GABA is the major inhibitory neurotransmitter of the central nervous system in mammals. We are studying GABA function in C. elegans and have identified genes required for GABA neurotransmission. The neurotransmitter GABA inhibits muscle contraction in C. elegans. Muscimol, a GABA agonist, inhibits muscle contractions in wild-type animals. By contrast,
unc-25 mutants, which lack GABA immunoreactivity, display a hypercontracted (shrinker) phenotype. Killing the GABAergic VD and DD motorneurons also leads to the hypercontracted phenotype. These results suggest that GABA released from these motorneurons inhibits body muscle contractions. The
unc-49 gene product mediates the inhibitory GABA input.
unc-49 mutants are similarly hypercontracted and are completely resistant to muscimol, which implies that
unc-49 encodes either a GABA receptor or a postsynaptic component required for receptor function. GABA may provide a stimulatory function in defecation.
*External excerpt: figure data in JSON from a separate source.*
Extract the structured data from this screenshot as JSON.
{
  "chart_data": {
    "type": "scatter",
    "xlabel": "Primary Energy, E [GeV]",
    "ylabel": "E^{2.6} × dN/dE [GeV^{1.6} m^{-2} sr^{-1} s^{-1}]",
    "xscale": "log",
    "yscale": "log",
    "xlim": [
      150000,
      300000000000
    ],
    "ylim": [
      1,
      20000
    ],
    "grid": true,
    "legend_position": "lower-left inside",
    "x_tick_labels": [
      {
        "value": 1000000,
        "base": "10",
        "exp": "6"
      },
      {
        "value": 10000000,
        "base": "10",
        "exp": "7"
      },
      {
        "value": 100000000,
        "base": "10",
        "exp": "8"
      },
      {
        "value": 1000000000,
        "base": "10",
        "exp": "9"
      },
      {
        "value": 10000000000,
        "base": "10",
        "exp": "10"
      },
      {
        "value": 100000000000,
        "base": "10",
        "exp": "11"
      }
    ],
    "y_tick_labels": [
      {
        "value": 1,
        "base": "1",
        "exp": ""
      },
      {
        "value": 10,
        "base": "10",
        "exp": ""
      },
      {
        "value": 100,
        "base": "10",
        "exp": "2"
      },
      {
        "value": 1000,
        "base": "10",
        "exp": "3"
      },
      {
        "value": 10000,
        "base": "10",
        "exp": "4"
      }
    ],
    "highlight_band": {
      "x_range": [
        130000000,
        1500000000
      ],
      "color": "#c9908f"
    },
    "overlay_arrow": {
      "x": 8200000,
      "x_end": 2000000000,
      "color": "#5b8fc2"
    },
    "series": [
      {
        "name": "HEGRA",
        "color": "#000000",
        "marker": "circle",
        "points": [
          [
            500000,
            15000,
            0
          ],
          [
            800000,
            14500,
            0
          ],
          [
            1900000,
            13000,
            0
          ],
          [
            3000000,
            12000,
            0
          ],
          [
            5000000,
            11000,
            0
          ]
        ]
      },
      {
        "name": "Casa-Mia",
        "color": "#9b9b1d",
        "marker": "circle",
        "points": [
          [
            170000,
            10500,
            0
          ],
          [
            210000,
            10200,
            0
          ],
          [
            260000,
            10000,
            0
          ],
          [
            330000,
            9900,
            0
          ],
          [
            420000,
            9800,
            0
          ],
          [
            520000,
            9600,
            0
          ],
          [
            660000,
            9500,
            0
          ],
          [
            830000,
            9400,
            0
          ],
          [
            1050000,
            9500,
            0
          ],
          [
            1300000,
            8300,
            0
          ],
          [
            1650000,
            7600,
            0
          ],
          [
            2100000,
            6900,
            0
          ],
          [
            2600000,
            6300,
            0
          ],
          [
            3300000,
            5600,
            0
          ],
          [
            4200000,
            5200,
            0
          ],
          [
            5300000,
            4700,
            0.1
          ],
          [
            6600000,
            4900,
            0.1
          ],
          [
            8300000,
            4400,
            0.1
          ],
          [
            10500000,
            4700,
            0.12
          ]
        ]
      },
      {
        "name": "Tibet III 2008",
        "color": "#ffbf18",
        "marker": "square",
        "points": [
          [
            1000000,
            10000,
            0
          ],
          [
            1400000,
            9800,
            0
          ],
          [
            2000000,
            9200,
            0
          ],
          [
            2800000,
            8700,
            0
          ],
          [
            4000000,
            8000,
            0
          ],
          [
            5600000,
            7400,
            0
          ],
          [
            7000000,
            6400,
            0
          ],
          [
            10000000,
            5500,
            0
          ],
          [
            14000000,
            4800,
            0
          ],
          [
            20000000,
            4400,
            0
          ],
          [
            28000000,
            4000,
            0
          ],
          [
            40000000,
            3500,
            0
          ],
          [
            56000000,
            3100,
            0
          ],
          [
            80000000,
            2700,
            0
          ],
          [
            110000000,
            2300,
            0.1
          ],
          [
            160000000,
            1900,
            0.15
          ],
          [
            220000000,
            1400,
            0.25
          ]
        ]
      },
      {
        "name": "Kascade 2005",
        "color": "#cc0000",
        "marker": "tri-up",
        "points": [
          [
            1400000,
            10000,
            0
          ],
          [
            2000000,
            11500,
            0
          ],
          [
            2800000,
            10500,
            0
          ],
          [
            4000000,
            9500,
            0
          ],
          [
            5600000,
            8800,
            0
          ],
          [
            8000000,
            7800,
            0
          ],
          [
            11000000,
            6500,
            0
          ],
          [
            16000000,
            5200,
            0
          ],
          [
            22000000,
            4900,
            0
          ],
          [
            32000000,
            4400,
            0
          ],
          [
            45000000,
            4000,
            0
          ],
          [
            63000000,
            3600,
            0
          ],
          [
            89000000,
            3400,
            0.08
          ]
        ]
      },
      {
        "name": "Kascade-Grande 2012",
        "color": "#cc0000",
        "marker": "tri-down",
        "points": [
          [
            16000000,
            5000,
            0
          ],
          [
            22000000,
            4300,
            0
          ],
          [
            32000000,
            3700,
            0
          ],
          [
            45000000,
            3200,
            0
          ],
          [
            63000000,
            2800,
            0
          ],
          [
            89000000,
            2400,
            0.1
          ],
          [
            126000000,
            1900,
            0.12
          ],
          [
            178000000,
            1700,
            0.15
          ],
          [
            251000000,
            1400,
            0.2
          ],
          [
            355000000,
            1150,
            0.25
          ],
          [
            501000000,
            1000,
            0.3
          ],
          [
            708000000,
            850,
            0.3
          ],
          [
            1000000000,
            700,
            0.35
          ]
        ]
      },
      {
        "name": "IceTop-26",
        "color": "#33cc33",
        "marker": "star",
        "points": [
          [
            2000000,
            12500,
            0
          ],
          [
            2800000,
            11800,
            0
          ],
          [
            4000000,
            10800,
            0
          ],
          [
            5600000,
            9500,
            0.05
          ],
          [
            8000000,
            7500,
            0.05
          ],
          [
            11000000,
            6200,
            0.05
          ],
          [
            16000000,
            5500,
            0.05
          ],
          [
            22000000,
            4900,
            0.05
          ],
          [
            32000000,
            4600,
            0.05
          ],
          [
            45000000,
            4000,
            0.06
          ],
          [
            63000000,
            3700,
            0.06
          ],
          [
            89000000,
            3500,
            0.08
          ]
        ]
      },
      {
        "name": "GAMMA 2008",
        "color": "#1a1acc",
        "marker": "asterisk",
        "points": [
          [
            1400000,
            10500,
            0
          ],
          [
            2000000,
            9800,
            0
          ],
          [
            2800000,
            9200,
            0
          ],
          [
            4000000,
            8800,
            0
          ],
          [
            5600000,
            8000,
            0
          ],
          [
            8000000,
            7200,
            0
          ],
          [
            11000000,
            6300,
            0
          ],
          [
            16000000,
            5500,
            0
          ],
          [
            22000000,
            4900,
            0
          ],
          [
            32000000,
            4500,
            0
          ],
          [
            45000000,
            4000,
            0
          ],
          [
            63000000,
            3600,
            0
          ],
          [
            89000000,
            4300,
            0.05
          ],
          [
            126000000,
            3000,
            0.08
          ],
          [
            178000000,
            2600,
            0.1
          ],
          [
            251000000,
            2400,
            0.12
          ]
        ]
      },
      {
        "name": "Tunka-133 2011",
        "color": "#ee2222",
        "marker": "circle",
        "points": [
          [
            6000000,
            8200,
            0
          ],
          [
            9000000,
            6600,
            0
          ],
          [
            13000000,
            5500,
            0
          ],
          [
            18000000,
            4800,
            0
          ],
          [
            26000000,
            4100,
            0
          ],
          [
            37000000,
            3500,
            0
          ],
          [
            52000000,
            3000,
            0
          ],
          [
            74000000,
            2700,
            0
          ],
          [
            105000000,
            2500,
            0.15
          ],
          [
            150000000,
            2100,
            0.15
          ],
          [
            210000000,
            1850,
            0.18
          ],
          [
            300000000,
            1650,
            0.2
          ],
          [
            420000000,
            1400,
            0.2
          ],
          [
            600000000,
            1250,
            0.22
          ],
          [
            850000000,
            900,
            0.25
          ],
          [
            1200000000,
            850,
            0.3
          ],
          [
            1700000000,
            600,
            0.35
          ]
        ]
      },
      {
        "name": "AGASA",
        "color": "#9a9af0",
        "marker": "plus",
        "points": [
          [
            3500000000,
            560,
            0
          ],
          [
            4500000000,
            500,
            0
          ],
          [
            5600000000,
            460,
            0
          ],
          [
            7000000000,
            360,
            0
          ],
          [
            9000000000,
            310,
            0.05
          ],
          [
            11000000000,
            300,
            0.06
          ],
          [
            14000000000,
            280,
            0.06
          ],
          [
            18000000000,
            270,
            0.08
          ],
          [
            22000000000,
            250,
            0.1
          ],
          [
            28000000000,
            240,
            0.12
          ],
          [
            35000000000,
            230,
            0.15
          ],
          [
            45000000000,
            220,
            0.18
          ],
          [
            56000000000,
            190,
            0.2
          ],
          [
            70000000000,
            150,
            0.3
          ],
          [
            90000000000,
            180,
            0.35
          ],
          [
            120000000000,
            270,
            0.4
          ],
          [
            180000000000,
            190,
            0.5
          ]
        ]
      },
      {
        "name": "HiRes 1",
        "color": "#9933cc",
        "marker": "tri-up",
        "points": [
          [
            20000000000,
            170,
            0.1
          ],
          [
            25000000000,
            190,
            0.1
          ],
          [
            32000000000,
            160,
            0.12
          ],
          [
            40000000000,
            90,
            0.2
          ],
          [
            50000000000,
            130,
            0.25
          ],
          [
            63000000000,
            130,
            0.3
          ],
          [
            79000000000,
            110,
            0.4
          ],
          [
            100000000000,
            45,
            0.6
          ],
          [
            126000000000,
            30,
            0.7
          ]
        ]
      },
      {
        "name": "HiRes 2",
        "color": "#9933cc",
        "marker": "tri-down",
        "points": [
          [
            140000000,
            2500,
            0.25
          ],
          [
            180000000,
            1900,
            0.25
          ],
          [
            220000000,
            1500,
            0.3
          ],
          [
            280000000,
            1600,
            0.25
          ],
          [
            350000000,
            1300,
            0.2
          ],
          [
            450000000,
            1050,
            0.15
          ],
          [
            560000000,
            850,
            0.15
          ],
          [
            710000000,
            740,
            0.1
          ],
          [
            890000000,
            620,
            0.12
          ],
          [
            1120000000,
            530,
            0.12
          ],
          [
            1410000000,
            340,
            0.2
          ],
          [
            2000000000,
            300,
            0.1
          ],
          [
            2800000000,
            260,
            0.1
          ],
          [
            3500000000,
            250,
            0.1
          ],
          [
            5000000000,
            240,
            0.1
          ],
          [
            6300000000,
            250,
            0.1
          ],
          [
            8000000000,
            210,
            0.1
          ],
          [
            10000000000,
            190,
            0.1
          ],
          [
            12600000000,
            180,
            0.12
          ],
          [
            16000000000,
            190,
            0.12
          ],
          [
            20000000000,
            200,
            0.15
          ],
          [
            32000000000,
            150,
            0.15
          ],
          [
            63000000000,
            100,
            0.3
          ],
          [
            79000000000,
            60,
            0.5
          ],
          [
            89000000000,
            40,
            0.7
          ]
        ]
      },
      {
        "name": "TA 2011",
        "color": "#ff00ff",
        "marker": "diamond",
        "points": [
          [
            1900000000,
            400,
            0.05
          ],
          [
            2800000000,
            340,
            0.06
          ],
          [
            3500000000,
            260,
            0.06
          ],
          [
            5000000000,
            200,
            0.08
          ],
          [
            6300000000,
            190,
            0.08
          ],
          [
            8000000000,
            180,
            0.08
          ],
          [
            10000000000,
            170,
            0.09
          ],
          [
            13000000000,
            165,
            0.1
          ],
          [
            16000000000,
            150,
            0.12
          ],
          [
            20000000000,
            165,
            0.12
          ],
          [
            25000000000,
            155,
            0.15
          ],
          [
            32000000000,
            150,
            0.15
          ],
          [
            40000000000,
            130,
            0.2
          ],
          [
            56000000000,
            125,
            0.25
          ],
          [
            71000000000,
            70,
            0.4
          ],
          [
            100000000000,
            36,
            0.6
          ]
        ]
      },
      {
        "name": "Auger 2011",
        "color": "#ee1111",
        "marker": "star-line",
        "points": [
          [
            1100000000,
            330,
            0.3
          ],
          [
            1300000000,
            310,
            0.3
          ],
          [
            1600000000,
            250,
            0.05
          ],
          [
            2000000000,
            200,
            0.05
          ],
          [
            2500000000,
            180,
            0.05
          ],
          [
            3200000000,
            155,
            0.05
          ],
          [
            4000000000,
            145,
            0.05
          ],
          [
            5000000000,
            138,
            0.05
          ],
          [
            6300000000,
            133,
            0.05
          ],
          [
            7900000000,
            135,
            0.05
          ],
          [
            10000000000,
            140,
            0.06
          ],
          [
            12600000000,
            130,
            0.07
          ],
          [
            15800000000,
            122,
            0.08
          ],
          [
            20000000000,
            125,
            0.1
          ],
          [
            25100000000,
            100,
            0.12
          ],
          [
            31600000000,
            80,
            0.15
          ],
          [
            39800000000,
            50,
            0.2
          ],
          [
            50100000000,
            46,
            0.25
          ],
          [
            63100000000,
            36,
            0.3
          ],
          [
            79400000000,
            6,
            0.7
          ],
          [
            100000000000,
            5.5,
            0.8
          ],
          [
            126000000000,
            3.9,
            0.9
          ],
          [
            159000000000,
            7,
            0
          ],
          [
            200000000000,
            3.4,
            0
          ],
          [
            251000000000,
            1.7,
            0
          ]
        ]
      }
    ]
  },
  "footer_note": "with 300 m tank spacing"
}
unc-25 animals lack contractions of the expulsion muscles during defecation and are constipated. Furthermore, killing two GABAergic neurons, AVL and DVB, phenocopies this expulsion defect. In the simplest model, GABA released from AVL and DVB directly stimulates muscle contraction; alternatively, AVL and DVB may act through an intervening neuron. Because
unc-49 mutants have normal expulsions, GABA cannot act through the
unc-49 product in expulsion muscle contraction, and a second receptor mechanism must exist. A GABA agonist induces muscle contraction. More direct evidence that GABA can stimulate muscle contraction comes from experiments with muscimol.
unc-25 unc-49 double mutants lack expulsion muscle contractions and are resistant to inhibitory effects on muscle contraction by muscimol. Expulsions in such animals can be restored by muscimol or high concentrations of GABA. This rescue is not blocked by killing AVL and DVB, indicating that muscimol is acting postsynaptic to AVL and DVB, perhaps directly on the muscles. AVL and DVB utilize exogenous GABA. Providing exogenous GABA at low concentrations to
unc-25 worrns also rescues the expulsion defect. However, GABA rescue at these concentrations can be blocked by killing both AVL and DVB or by addition of nipecotic acid, a GABA reuptake blocker. We conclude that GABA at low concentrations is not acting directly on the muscle, but rather is taken up, presumably via a specific GABA transport protein, and then released by AVL and DVB. Thus, the only functional defect in
unc-25 appears to be a lack of GABA. A number of mutants exist that display the shrinker phenotype or expulsion defects (S.M. and H.R.H., in preparation; Thomas, Genetics 124:855-872,1990). The pharmacological techniques described here will allow us to to distinguish mutations causing presynaptic expulsion defects (affecting AVL and DVB or a preceding step) from those causing postsynaptic expulsion defects (presumably in the muscle).